A new option --https would be added to the command cordova run browser --> cordova run browser --https. The default option is false.

When this option is present, the node module https will be used to construct the server. The server accepts a keyfile and certificate, whose provision is the responsibility of the user.

When this option is not present, the current node module http is used. Also, the projectURL used in opening a browser window likewise switches based on the --https option.

A user choosing this option is most likely to see a warning page in the browser while opening the Cordova browser index.html. They merely need to accept the warning to continue onwards to their Cordova project's index page.

89 first proposed this, but was rejected and is currently closed. I have implemented this locally, and it works well.

Alternatives or Workarounds

Exposing the API over non-secure http is an alternative. In my context, this was rejected strongly for security reasons, especially relating to corporate security accountability programs.

The second is that a developer independently hacks their local cordova installation to enable https. This is suboptimal since upgrading becomes a hassle, requiring careful VCS audits to restore erased, custom code.
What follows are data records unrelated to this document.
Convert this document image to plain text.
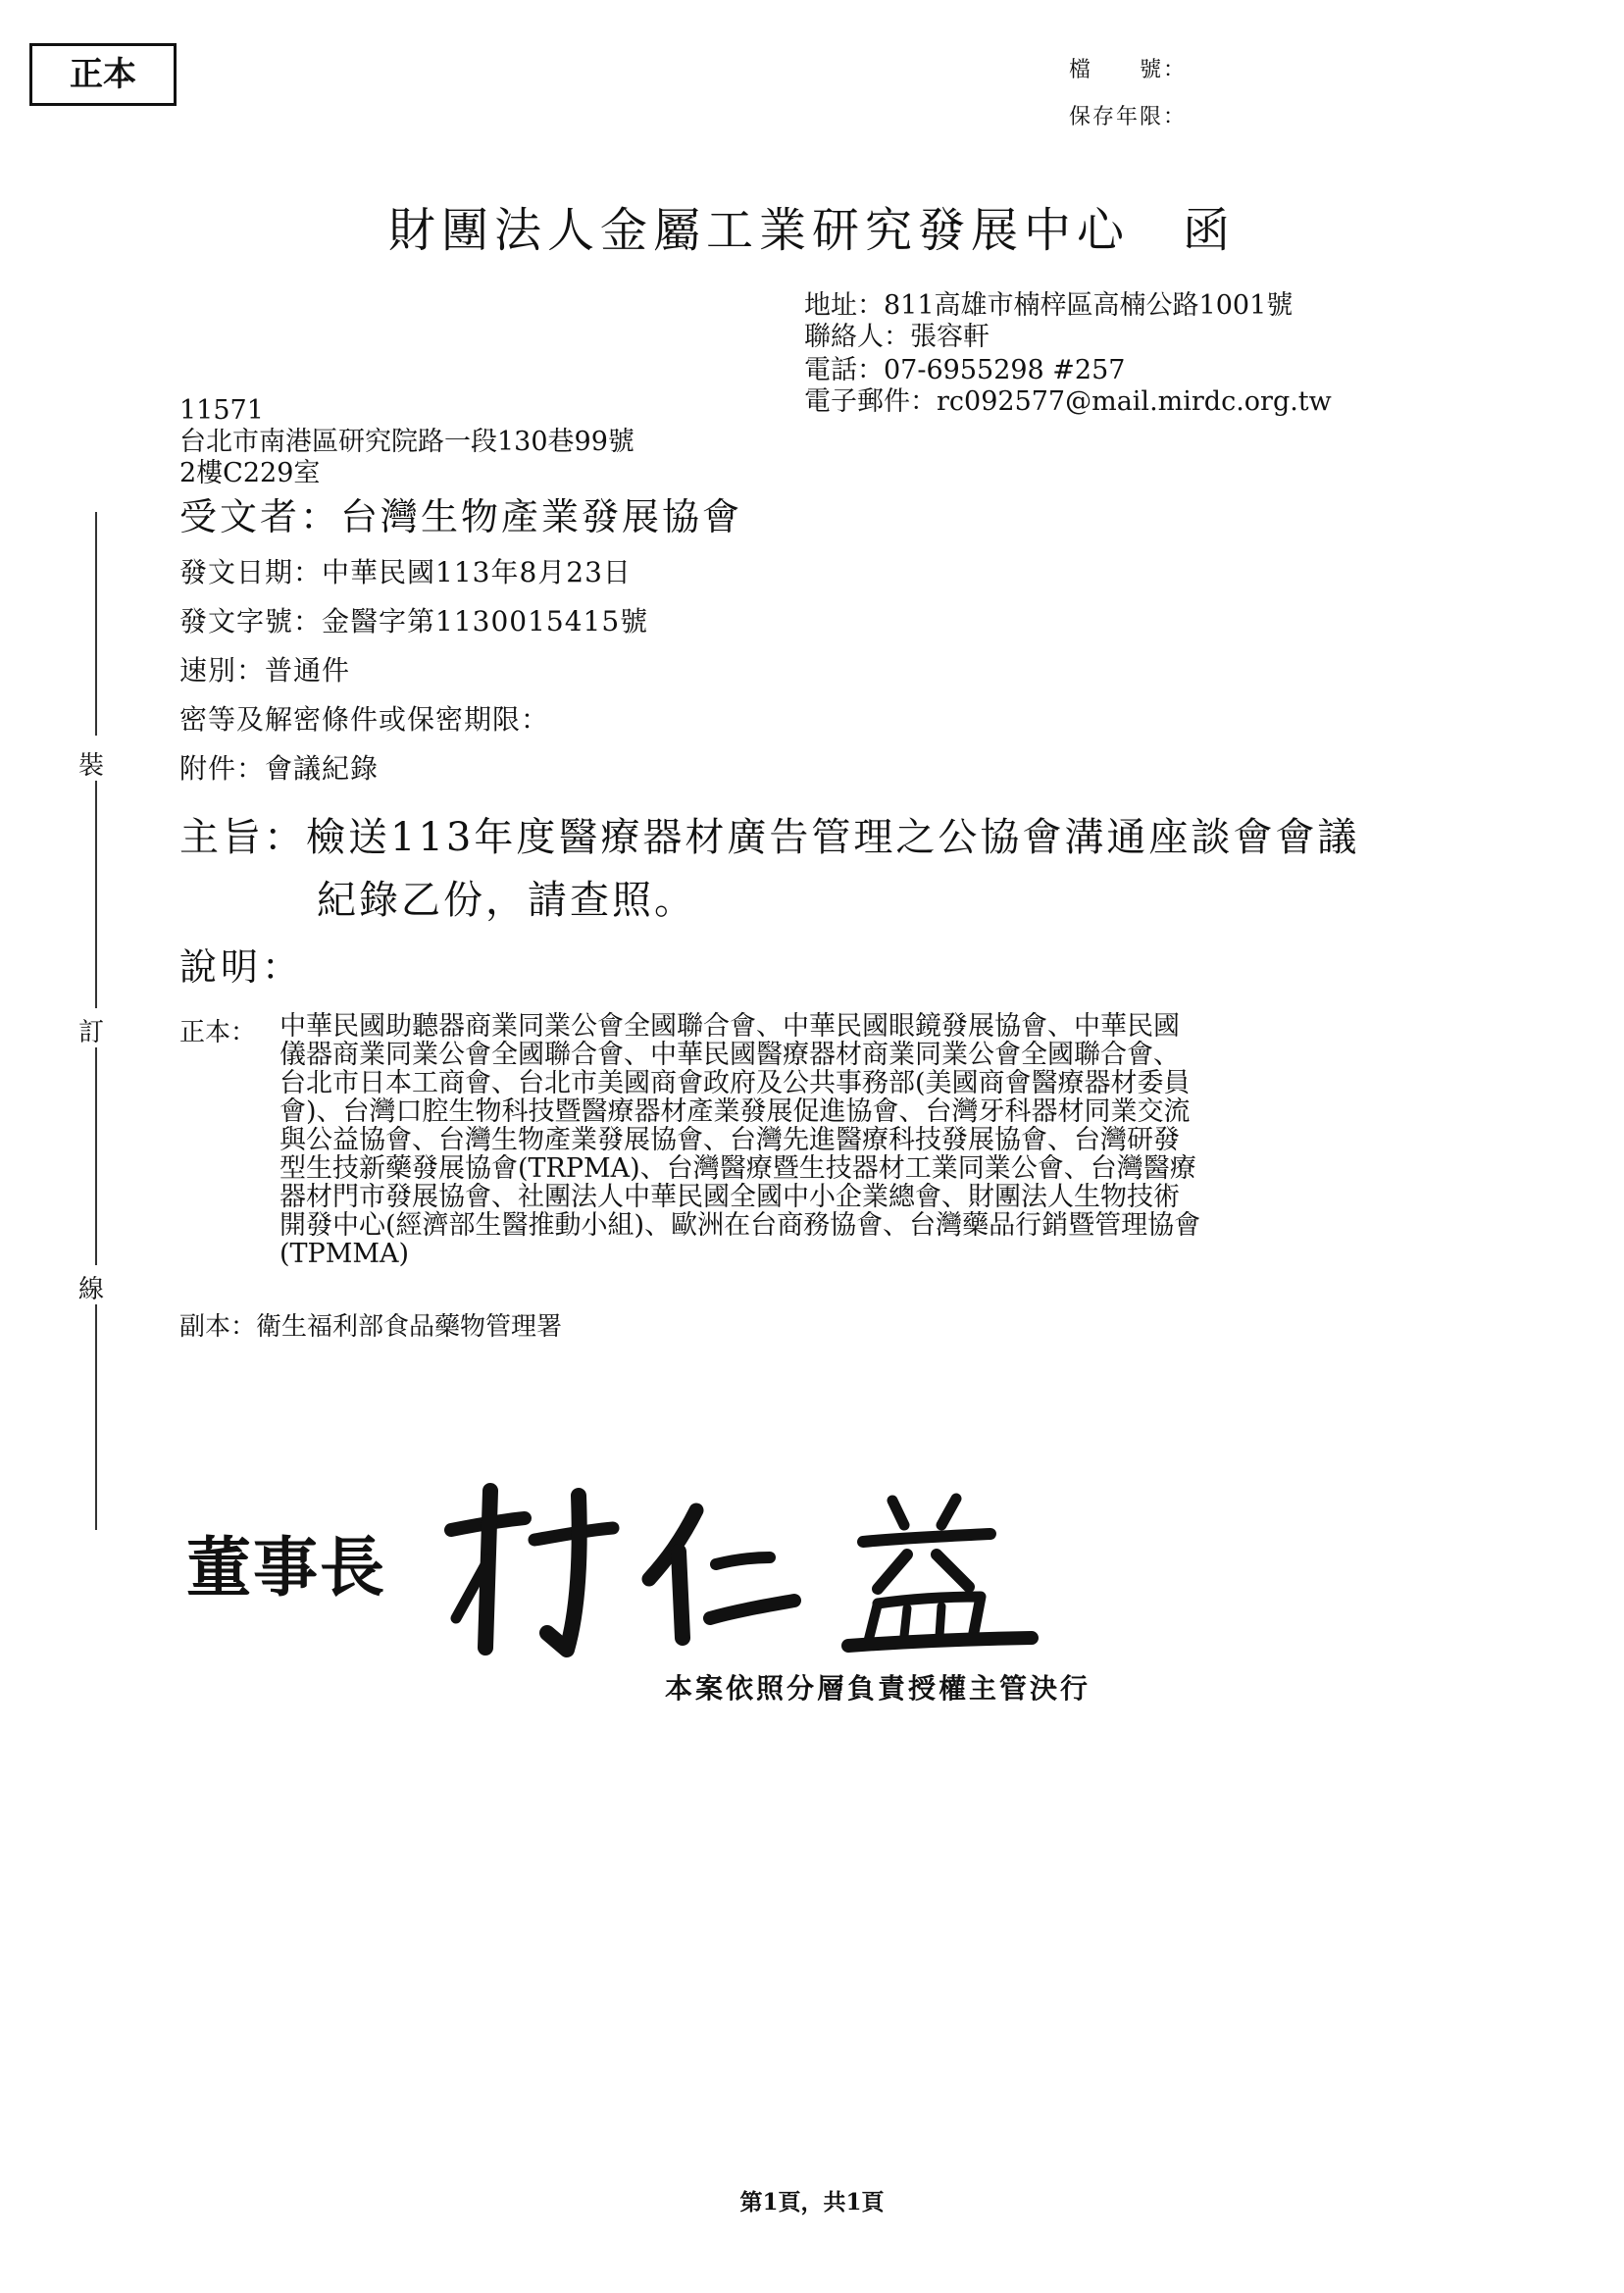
正本	檔　　號：
保存年限：
財團法人金屬工業研究發展中心　函
地址：811高雄市楠梓區高楠公路1001號
聯絡人：張容軒
電話：07-6955298 #257
電子郵件：rc092577@mail.mirdc.org.tw
11571
台北市南港區研究院路一段130巷99號
2樓C229室
受文者：台灣生物產業發展協會
發文日期：中華民國113年8月23日
發文字號：金醫字第1130015415號
速別：普通件
密等及解密條件或保密期限：
附件：會議紀錄
主旨：檢送113年度醫療器材廣告管理之公協會溝通座談會會議
紀錄乙份，請查照。
說明：
正本： 中華民國助聽器商業同業公會全國聯合會、中華民國眼鏡發展協會、中華民國
儀器商業同業公會全國聯合會、中華民國醫療器材商業同業公會全國聯合會、
台北市日本工商會、台北市美國商會政府及公共事務部(美國商會醫療器材委員
會)、台灣口腔生物科技暨醫療器材產業發展促進協會、台灣牙科器材同業交流
與公益協會、台灣生物產業發展協會、台灣先進醫療科技發展協會、台灣研發
型生技新藥發展協會(TRPMA)、台灣醫療暨生技器材工業同業公會、台灣醫療
器材門市發展協會、社團法人中華民國全國中小企業總會、財團法人生物技術
開發中心(經濟部生醫推動小組)、歐洲在台商務協會、台灣藥品行銷暨管理協會
(TPMMA)
副本：衛生福利部食品藥物管理署
董事長
本案依照分層負責授權主管決行
裝
訂
線
第1頁，共1頁
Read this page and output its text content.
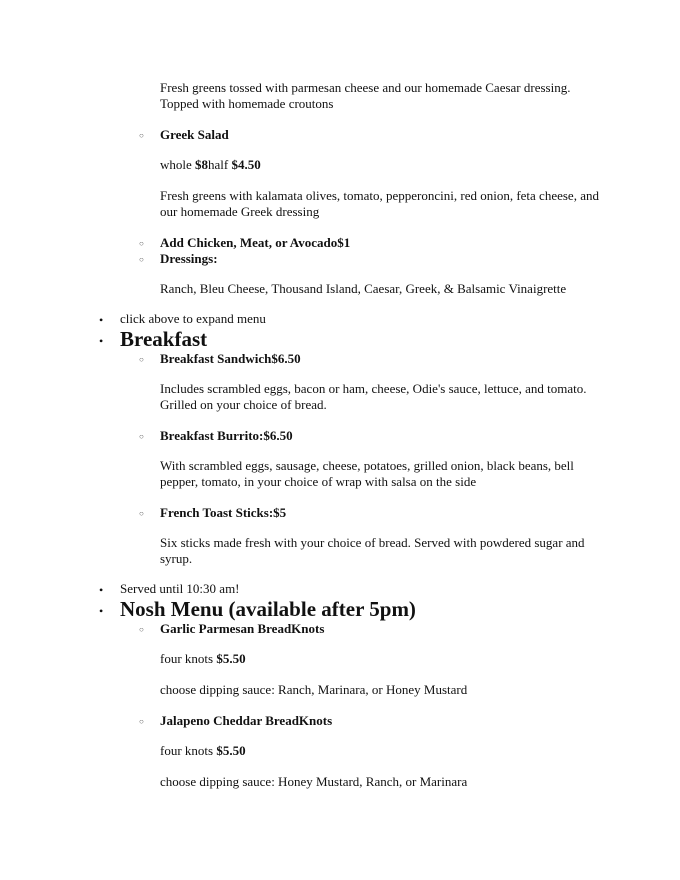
Fresh greens tossed with parmesan cheese and our homemade Caesar dressing. Topped with homemade croutons
○ Greek Salad
whole $8half $4.50
Fresh greens with kalamata olives, tomato, pepperoncini, red onion, feta cheese, and our homemade Greek dressing
○ Add Chicken, Meat, or Avocado$1
○ Dressings:
Ranch, Bleu Cheese, Thousand Island, Caesar, Greek, & Balsamic Vinaigrette
• click above to expand menu
• Breakfast
○ Breakfast Sandwich$6.50
Includes scrambled eggs, bacon or ham, cheese, Odie's sauce, lettuce, and tomato. Grilled on your choice of bread.
○ Breakfast Burrito:$6.50
With scrambled eggs, sausage, cheese, potatoes, grilled onion, black beans, bell pepper, tomato, in your choice of wrap with salsa on the side
○ French Toast Sticks:$5
Six sticks made fresh with your choice of bread. Served with powdered sugar and syrup.
• Served until 10:30 am!
• Nosh Menu (available after 5pm)
○ Garlic Parmesan BreadKnots
four knots $5.50
choose dipping sauce: Ranch, Marinara, or Honey Mustard
○ Jalapeno Cheddar BreadKnots
four knots $5.50
choose dipping sauce: Honey Mustard, Ranch, or Marinara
breautek commented 11 months ago

I don't think it's really as simple as throwing in a --https flag. Using the HTTPS module is one thing, but it also needs a key/certificate pair. That could potentially be generated on the fly when the platform is created/added for as long as using self signed certificates is acceptable (which should be if this is purely used for development/local testing).

Normally I'd suggest using a reverse proxy server. The 2 common web server engines are Apache and NGINX and they both have reverse proxy capabilities and isn't too difficult to setup. The overall concept is that you connect to a webserver, which has SSL configured, and it terminates the SSL and forwards the connection to the node server.

I'm not familiar with Apache myself, but a minimal NGINX configuration would look something like:

server {
    listen 0.0.0.0:443 ssl http2;

    server_name dev.example.com 127.0.0.1;

    # could be a self-signed key
    ssl_certificate /etc/nginx/ssl/nginx.crt; 
    ssl_certificate_key /etc/nginx/ssl/nginx.key;

    location {
        proxy_pass http://127.0.0.1:8080; # this would be the node server.
    }
}
mgatto commented 11 months ago

Yes, a reverse proxy is technically fine, but I think a two-step process takes away from the elegance of a single command line step with little setup.

Since cordova run browser already runs node's http, it makes sense to me to stay within that process instead of introducing another server.

To address the cert and key issues, I will add more args to designate the paths of those required files.